Wind may well be responsible for the future because it will always blow on the present, according to meteorologist Sy Klonnick. And even more importantly, the wind whips up* from the past. *Thus time passes quicker inside a tornado than inside a similar vacuum. And in that vacuum of the tomb there is nary a breeze nor zephyr.
Sy Klonnick and his husband Cy recently announce the arrival of their identical octrutplets Zephyr, Zither, Zydeco, Zodiac, Zygote, Zircon, Zenith and Zinger.
Zither is the most identical of the lot. Zydeco has an unfortunate habit of drooling into his bib; Zodiac is absolutely phobic of newspapers; Zircon was found to be a stuffed doll made up to resemble the others; Zinger is a smartass; Zephyr has chronic chest congestion and freckles, whilst Zabner has an apparent fetish for mashed potatoes.
The Klonnik children went on to form a band called “Z-Klonnix” and released death metal versions of Polka songs. Weird Al Yankovic hired them as his opening act when he played the Blawmox Music Festival in 2013.
Weird Al’s brother, Banal Bill, usually opens for him, but he couldn’t do the Blawnox Music Festival in 2013 because he had temporarily died in December 2012. He’s feeling much better now.
Bill Yankovic had no detectable heartbeat for over 22 hours and was actually in the morgue preparatory to being autopsied, when he credits his brother’s song “White and Nerdy” being played on the radio with reviving him. The only lingering effects of his ordeal is a Tourette’s-like tendency to suddenly moan “brains!” at infrequent intervals.
Weird Al’s song “White and Nerdy” was originally written as the opening song of The Big Bang Theory.
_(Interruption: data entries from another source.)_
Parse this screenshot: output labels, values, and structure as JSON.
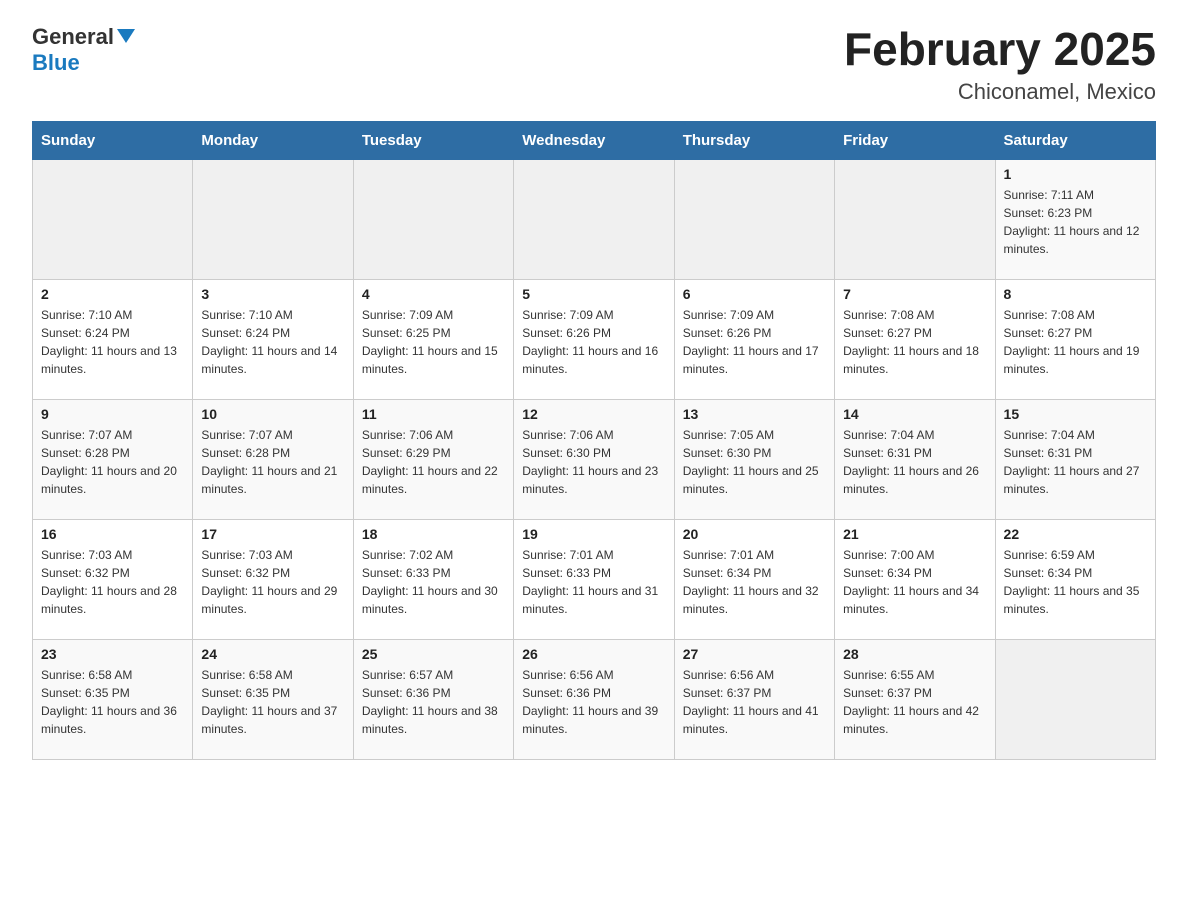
{
  "header": {
    "logo_general": "General",
    "logo_blue": "Blue",
    "main_title": "February 2025",
    "subtitle": "Chiconamel, Mexico"
  },
  "weekdays": [
    "Sunday",
    "Monday",
    "Tuesday",
    "Wednesday",
    "Thursday",
    "Friday",
    "Saturday"
  ],
  "weeks": [
    [
      {
        "day": "",
        "sunrise": "",
        "sunset": "",
        "daylight": ""
      },
      {
        "day": "",
        "sunrise": "",
        "sunset": "",
        "daylight": ""
      },
      {
        "day": "",
        "sunrise": "",
        "sunset": "",
        "daylight": ""
      },
      {
        "day": "",
        "sunrise": "",
        "sunset": "",
        "daylight": ""
      },
      {
        "day": "",
        "sunrise": "",
        "sunset": "",
        "daylight": ""
      },
      {
        "day": "",
        "sunrise": "",
        "sunset": "",
        "daylight": ""
      },
      {
        "day": "1",
        "sunrise": "Sunrise: 7:11 AM",
        "sunset": "Sunset: 6:23 PM",
        "daylight": "Daylight: 11 hours and 12 minutes."
      }
    ],
    [
      {
        "day": "2",
        "sunrise": "Sunrise: 7:10 AM",
        "sunset": "Sunset: 6:24 PM",
        "daylight": "Daylight: 11 hours and 13 minutes."
      },
      {
        "day": "3",
        "sunrise": "Sunrise: 7:10 AM",
        "sunset": "Sunset: 6:24 PM",
        "daylight": "Daylight: 11 hours and 14 minutes."
      },
      {
        "day": "4",
        "sunrise": "Sunrise: 7:09 AM",
        "sunset": "Sunset: 6:25 PM",
        "daylight": "Daylight: 11 hours and 15 minutes."
      },
      {
        "day": "5",
        "sunrise": "Sunrise: 7:09 AM",
        "sunset": "Sunset: 6:26 PM",
        "daylight": "Daylight: 11 hours and 16 minutes."
      },
      {
        "day": "6",
        "sunrise": "Sunrise: 7:09 AM",
        "sunset": "Sunset: 6:26 PM",
        "daylight": "Daylight: 11 hours and 17 minutes."
      },
      {
        "day": "7",
        "sunrise": "Sunrise: 7:08 AM",
        "sunset": "Sunset: 6:27 PM",
        "daylight": "Daylight: 11 hours and 18 minutes."
      },
      {
        "day": "8",
        "sunrise": "Sunrise: 7:08 AM",
        "sunset": "Sunset: 6:27 PM",
        "daylight": "Daylight: 11 hours and 19 minutes."
      }
    ],
    [
      {
        "day": "9",
        "sunrise": "Sunrise: 7:07 AM",
        "sunset": "Sunset: 6:28 PM",
        "daylight": "Daylight: 11 hours and 20 minutes."
      },
      {
        "day": "10",
        "sunrise": "Sunrise: 7:07 AM",
        "sunset": "Sunset: 6:28 PM",
        "daylight": "Daylight: 11 hours and 21 minutes."
      },
      {
        "day": "11",
        "sunrise": "Sunrise: 7:06 AM",
        "sunset": "Sunset: 6:29 PM",
        "daylight": "Daylight: 11 hours and 22 minutes."
      },
      {
        "day": "12",
        "sunrise": "Sunrise: 7:06 AM",
        "sunset": "Sunset: 6:30 PM",
        "daylight": "Daylight: 11 hours and 23 minutes."
      },
      {
        "day": "13",
        "sunrise": "Sunrise: 7:05 AM",
        "sunset": "Sunset: 6:30 PM",
        "daylight": "Daylight: 11 hours and 25 minutes."
      },
      {
        "day": "14",
        "sunrise": "Sunrise: 7:04 AM",
        "sunset": "Sunset: 6:31 PM",
        "daylight": "Daylight: 11 hours and 26 minutes."
      },
      {
        "day": "15",
        "sunrise": "Sunrise: 7:04 AM",
        "sunset": "Sunset: 6:31 PM",
        "daylight": "Daylight: 11 hours and 27 minutes."
      }
    ],
    [
      {
        "day": "16",
        "sunrise": "Sunrise: 7:03 AM",
        "sunset": "Sunset: 6:32 PM",
        "daylight": "Daylight: 11 hours and 28 minutes."
      },
      {
        "day": "17",
        "sunrise": "Sunrise: 7:03 AM",
        "sunset": "Sunset: 6:32 PM",
        "daylight": "Daylight: 11 hours and 29 minutes."
      },
      {
        "day": "18",
        "sunrise": "Sunrise: 7:02 AM",
        "sunset": "Sunset: 6:33 PM",
        "daylight": "Daylight: 11 hours and 30 minutes."
      },
      {
        "day": "19",
        "sunrise": "Sunrise: 7:01 AM",
        "sunset": "Sunset: 6:33 PM",
        "daylight": "Daylight: 11 hours and 31 minutes."
      },
      {
        "day": "20",
        "sunrise": "Sunrise: 7:01 AM",
        "sunset": "Sunset: 6:34 PM",
        "daylight": "Daylight: 11 hours and 32 minutes."
      },
      {
        "day": "21",
        "sunrise": "Sunrise: 7:00 AM",
        "sunset": "Sunset: 6:34 PM",
        "daylight": "Daylight: 11 hours and 34 minutes."
      },
      {
        "day": "22",
        "sunrise": "Sunrise: 6:59 AM",
        "sunset": "Sunset: 6:34 PM",
        "daylight": "Daylight: 11 hours and 35 minutes."
      }
    ],
    [
      {
        "day": "23",
        "sunrise": "Sunrise: 6:58 AM",
        "sunset": "Sunset: 6:35 PM",
        "daylight": "Daylight: 11 hours and 36 minutes."
      },
      {
        "day": "24",
        "sunrise": "Sunrise: 6:58 AM",
        "sunset": "Sunset: 6:35 PM",
        "daylight": "Daylight: 11 hours and 37 minutes."
      },
      {
        "day": "25",
        "sunrise": "Sunrise: 6:57 AM",
        "sunset": "Sunset: 6:36 PM",
        "daylight": "Daylight: 11 hours and 38 minutes."
      },
      {
        "day": "26",
        "sunrise": "Sunrise: 6:56 AM",
        "sunset": "Sunset: 6:36 PM",
        "daylight": "Daylight: 11 hours and 39 minutes."
      },
      {
        "day": "27",
        "sunrise": "Sunrise: 6:56 AM",
        "sunset": "Sunset: 6:37 PM",
        "daylight": "Daylight: 11 hours and 41 minutes."
      },
      {
        "day": "28",
        "sunrise": "Sunrise: 6:55 AM",
        "sunset": "Sunset: 6:37 PM",
        "daylight": "Daylight: 11 hours and 42 minutes."
      },
      {
        "day": "",
        "sunrise": "",
        "sunset": "",
        "daylight": ""
      }
    ]
  ]
}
But White groups objected to the lily white cast and the song, so Raj was added and the song was change to the title one from Barenaked Ladies, despite protests from white, nerdy females (there’s no barenaked, white, nerdy ladies in the cast or the group).
Penny’s last name was originally slated as Yankovic to correlate to the original opening song by Weird Al, but by air time the scriptwriters hadn’t replaced it, so the showrunners decided to keep her surnameless as a running joke.
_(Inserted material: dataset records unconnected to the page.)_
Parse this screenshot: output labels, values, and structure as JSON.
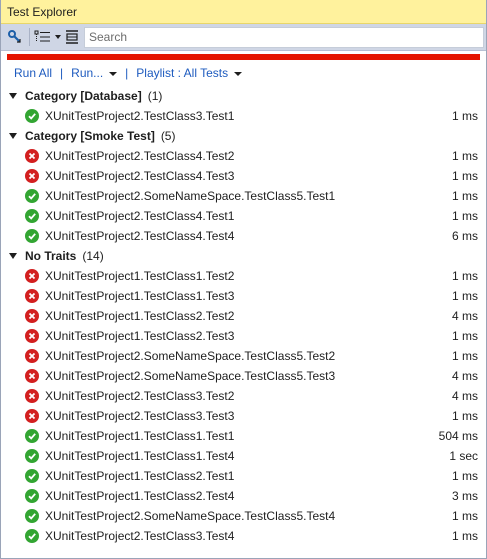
{
  "window": {
    "title": "Test Explorer"
  },
  "toolbar": {
    "search_placeholder": "Search",
    "icons": [
      "run-settings-icon",
      "group-by-icon",
      "dropdown-arrow-icon",
      "layout-icon"
    ]
  },
  "status_bar": {
    "color": "#e51400"
  },
  "actions": {
    "run_all": "Run All",
    "run": "Run...",
    "playlist": "Playlist : All Tests"
  },
  "colors": {
    "pass": "#33a532",
    "fail": "#d32020",
    "link": "#1e5bbf"
  },
  "groups": [
    {
      "title": "Category [Database]",
      "count": "(1)",
      "tests": [
        {
          "name": "XUnitTestProject2.TestClass3.Test1",
          "status": "pass",
          "duration": "1 ms"
        }
      ]
    },
    {
      "title": "Category [Smoke Test]",
      "count": "(5)",
      "tests": [
        {
          "name": "XUnitTestProject2.TestClass4.Test2",
          "status": "fail",
          "duration": "1 ms"
        },
        {
          "name": "XUnitTestProject2.TestClass4.Test3",
          "status": "fail",
          "duration": "1 ms"
        },
        {
          "name": "XUnitTestProject2.SomeNameSpace.TestClass5.Test1",
          "status": "pass",
          "duration": "1 ms"
        },
        {
          "name": "XUnitTestProject2.TestClass4.Test1",
          "status": "pass",
          "duration": "1 ms"
        },
        {
          "name": "XUnitTestProject2.TestClass4.Test4",
          "status": "pass",
          "duration": "6 ms"
        }
      ]
    },
    {
      "title": "No Traits",
      "count": "(14)",
      "tests": [
        {
          "name": "XUnitTestProject1.TestClass1.Test2",
          "status": "fail",
          "duration": "1 ms"
        },
        {
          "name": "XUnitTestProject1.TestClass1.Test3",
          "status": "fail",
          "duration": "1 ms"
        },
        {
          "name": "XUnitTestProject1.TestClass2.Test2",
          "status": "fail",
          "duration": "4 ms"
        },
        {
          "name": "XUnitTestProject1.TestClass2.Test3",
          "status": "fail",
          "duration": "1 ms"
        },
        {
          "name": "XUnitTestProject2.SomeNameSpace.TestClass5.Test2",
          "status": "fail",
          "duration": "1 ms"
        },
        {
          "name": "XUnitTestProject2.SomeNameSpace.TestClass5.Test3",
          "status": "fail",
          "duration": "4 ms"
        },
        {
          "name": "XUnitTestProject2.TestClass3.Test2",
          "status": "fail",
          "duration": "4 ms"
        },
        {
          "name": "XUnitTestProject2.TestClass3.Test3",
          "status": "fail",
          "duration": "1 ms"
        },
        {
          "name": "XUnitTestProject1.TestClass1.Test1",
          "status": "pass",
          "duration": "504 ms"
        },
        {
          "name": "XUnitTestProject1.TestClass1.Test4",
          "status": "pass",
          "duration": "1 sec"
        },
        {
          "name": "XUnitTestProject1.TestClass2.Test1",
          "status": "pass",
          "duration": "1 ms"
        },
        {
          "name": "XUnitTestProject1.TestClass2.Test4",
          "status": "pass",
          "duration": "3 ms"
        },
        {
          "name": "XUnitTestProject2.SomeNameSpace.TestClass5.Test4",
          "status": "pass",
          "duration": "1 ms"
        },
        {
          "name": "XUnitTestProject2.TestClass3.Test4",
          "status": "pass",
          "duration": "1 ms"
        }
      ]
    }
  ]
}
The original Big Bang lead characters were going to be the two Warner brokers Yakko and Wakko. And Penny’s name was Dot.
Nobody can figure out why they change it to Lenny, Kenny & Penny, but the change to Leonard and Sheldon was in honor of Sheldon Leonard.
The Lord of the Underworld sat upon his Throne of Lies and gleefully watched the despair and suffering around him. Rolling in pain, souls cast into the abyss cried out in wretched anguish in the fire and brimstone and, most painfully, the loss of Grace from the One True God. Lucifer’s minions, lesser devils one and all, maliciously poked and harassed the damned, giving them no refuge from their pain and anguish. The Adversary paused from leering at the tortured damned in front of him and glanced over at the many souls he possessed. Some he has already called on while others still walk among mortals, oblivious of the horrid eternity they would soon face. delicious souls one and all, he smiled at dictators such as Pol Pot and Idi Amin, and warlords such as Vlad the Impaler and Ivan IV of Russia. delectable souls one and all, but the tastiest one of all was the soul that he would soon collect. The soul of Chuck Lorre, creator of television shows such as Dharma and Greg, Two and A Half Men, and Big Bang Theory. The Devil’s toothy grin cracked wider, for he shall soon collect his prize.
Chuck Lorre’s next show will be Switched. Sisters Jeri & Janice (played by Jeri Ryan and Maggie Wheeler (Janice on Friends) discover that Janice was switched at birth, being born the same day as Jenna (played by Jenna Elfman), now living with her older sister Joley (played by Fran Drescher). The four women move in together, and hilarity ensues.
Chuck Lorre is known for his clever placards at the end of the closing credits for his shows. To this day, no one has seen any use of the word “fnord,” but conspiracy watchers are still on the lookout.